Die Schocknachricht während des Feiertags-Marathons lautet: Immer mehr alte Menschen trinken immer mehr Alkohol. Und sie nehmen auch immer mehr Tabletten ein. Die Drogenbeauftragte der Bundesregierung, Mechthild Dyckmans spricht bereits von einer Suchtsituation. Anders gesagt: Es gibt nicht nur das Koma-Saufen der Jungen, es gibt auch das Oma-Saufen und Opa-Saufen. Eine bittere Erkenntnis, mit der wir uns im neuen Jahr dringend auseinandersetzen müssen.
Nun kann man es sich leicht machen und mit dem Dichter sagen: “Rotwein ist für alte Knaben eine von den besten Gaben.” Und für die Neuzeit ergänzen, da Wilhelm Busch ja die Gleichberechtigung noch nicht kannte: “Auch alte Mädchen lieben ihn, weshalb sie gern den Korken ziehn.”
Aber man sollte doch tiefer bohren und sich fragen: Was treibt die alten Knaben und die alten Mädchen denn zu Wein, Bier und Gesang? Könnte es sein, dass sie sich einfach einen Jux machen wollen? Dass sie sagen: Auf meine alten Tage hau ich nochmal auf die Pauke? Wer weiß, wie lang die Welt sich für mich noch dreht?
Ja, das könnte sein. Aber darf es sein? Darf man sie lassen? Was sollen die Mittelalten denken, die im Schweiße ihres Angesichts, bei Stress und schlechter Laune für das Drittauto arbeiten müssen, wenn die Alten einfach Spaß haben? Wenn sie singen: In München steht ein Hofbräuhaus… . Oder: Trink mer noch ein Dröppsche… . Oder: Westfalenland, Westfalenland, ist wieder außer Rand und Band. Oder Ähnliches. Verspüren unsere Senioren denn gar nicht mehr die Pflicht zu würdevoller Langeweile? Können sie sich nicht wenigstens so ordentlich benehmen, wie ihre Kinder es von ihnen verlangen? Wo sind die Zeiten geblieben, als die Jungen noch sangen: “Wir versaufen unser Oma ihr klein Häuschen… ?”

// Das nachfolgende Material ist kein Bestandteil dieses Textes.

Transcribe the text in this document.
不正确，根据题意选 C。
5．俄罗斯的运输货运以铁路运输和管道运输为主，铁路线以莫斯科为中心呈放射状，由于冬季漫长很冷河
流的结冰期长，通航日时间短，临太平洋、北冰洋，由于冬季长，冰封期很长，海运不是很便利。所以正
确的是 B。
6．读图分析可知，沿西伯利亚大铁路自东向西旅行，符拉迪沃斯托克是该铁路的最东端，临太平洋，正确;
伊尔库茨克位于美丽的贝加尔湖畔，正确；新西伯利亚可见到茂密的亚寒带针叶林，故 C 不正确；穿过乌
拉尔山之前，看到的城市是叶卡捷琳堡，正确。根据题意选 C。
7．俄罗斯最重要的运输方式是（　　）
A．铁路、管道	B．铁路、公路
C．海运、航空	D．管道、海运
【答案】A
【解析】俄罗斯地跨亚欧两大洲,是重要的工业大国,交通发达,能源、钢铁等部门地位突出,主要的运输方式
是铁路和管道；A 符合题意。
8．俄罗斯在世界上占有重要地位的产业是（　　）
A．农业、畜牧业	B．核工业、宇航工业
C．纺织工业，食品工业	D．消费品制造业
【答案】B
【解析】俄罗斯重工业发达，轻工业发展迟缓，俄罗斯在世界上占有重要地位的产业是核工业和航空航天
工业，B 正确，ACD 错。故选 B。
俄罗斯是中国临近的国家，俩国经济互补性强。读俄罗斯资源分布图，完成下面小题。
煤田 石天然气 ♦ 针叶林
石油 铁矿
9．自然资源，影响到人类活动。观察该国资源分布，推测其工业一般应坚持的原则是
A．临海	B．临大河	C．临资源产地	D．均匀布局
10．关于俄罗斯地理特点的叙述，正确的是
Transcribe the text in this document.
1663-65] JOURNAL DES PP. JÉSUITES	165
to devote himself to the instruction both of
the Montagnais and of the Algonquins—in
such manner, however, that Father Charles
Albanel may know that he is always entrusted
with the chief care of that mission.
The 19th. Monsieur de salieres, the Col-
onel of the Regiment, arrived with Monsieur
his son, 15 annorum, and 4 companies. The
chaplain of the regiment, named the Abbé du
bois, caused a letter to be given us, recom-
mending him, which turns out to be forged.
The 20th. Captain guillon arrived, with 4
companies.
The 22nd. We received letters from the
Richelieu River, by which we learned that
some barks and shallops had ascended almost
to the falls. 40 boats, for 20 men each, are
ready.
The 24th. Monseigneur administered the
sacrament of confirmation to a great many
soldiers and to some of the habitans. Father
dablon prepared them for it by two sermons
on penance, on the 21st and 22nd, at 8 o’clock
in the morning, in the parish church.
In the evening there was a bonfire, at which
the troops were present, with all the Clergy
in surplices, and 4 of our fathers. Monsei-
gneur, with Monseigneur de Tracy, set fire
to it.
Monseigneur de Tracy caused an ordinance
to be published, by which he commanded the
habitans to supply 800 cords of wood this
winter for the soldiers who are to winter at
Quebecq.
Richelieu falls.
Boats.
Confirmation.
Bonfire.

Ach, alles fließt - leider auch in die Seniorenkehlen. Und es ist zu befürchten, dass die Alten nicht einsichtig sondern altersstarrsinnig sind. Im Zweifel sagen sie: Alles gut und schön, aber ich genehmige mir erst mal noch ein Gläschen. Pädagogische Maßnahmen sind wohl zum Scheitern verurteilt.
Was also tun, wo gute Worte versagen? Muss der Gesetzgeber tätig werden? Ja, aber nur, wenn andere Mittel versagt haben. Zunächst sollte man die Alten zu anderen, altersgerechten Vergnügungen anhalten, die sie von Wein, Bier und Schnaps ablenken. So sollte man die bewährten Kaffeefahrten unbedingt weiter ausbauen. Auch der Seniorentanz, vor allem in Form von langsamem Walzer und Slowfox, sollte staatlich gefördert werden. Abzulehnen ist der Vorschlag einiger Altgrüner, die den Senioren erhöhte sexuelle Aktivität als Ersatzdroge empfehlen wollen. Dies sei den 45-jährigen, die selber keine Zeit für Sex haben, nicht zuzumuten. Wo kämen wir hin, wenn Mama und Papa aus arbeitsökonomischen Gründen abstinent leben und Oma und Opa es den Hasen nachmachen! Das hieße die Generationen-Ungerechtigkeit auf die Spitze treiben.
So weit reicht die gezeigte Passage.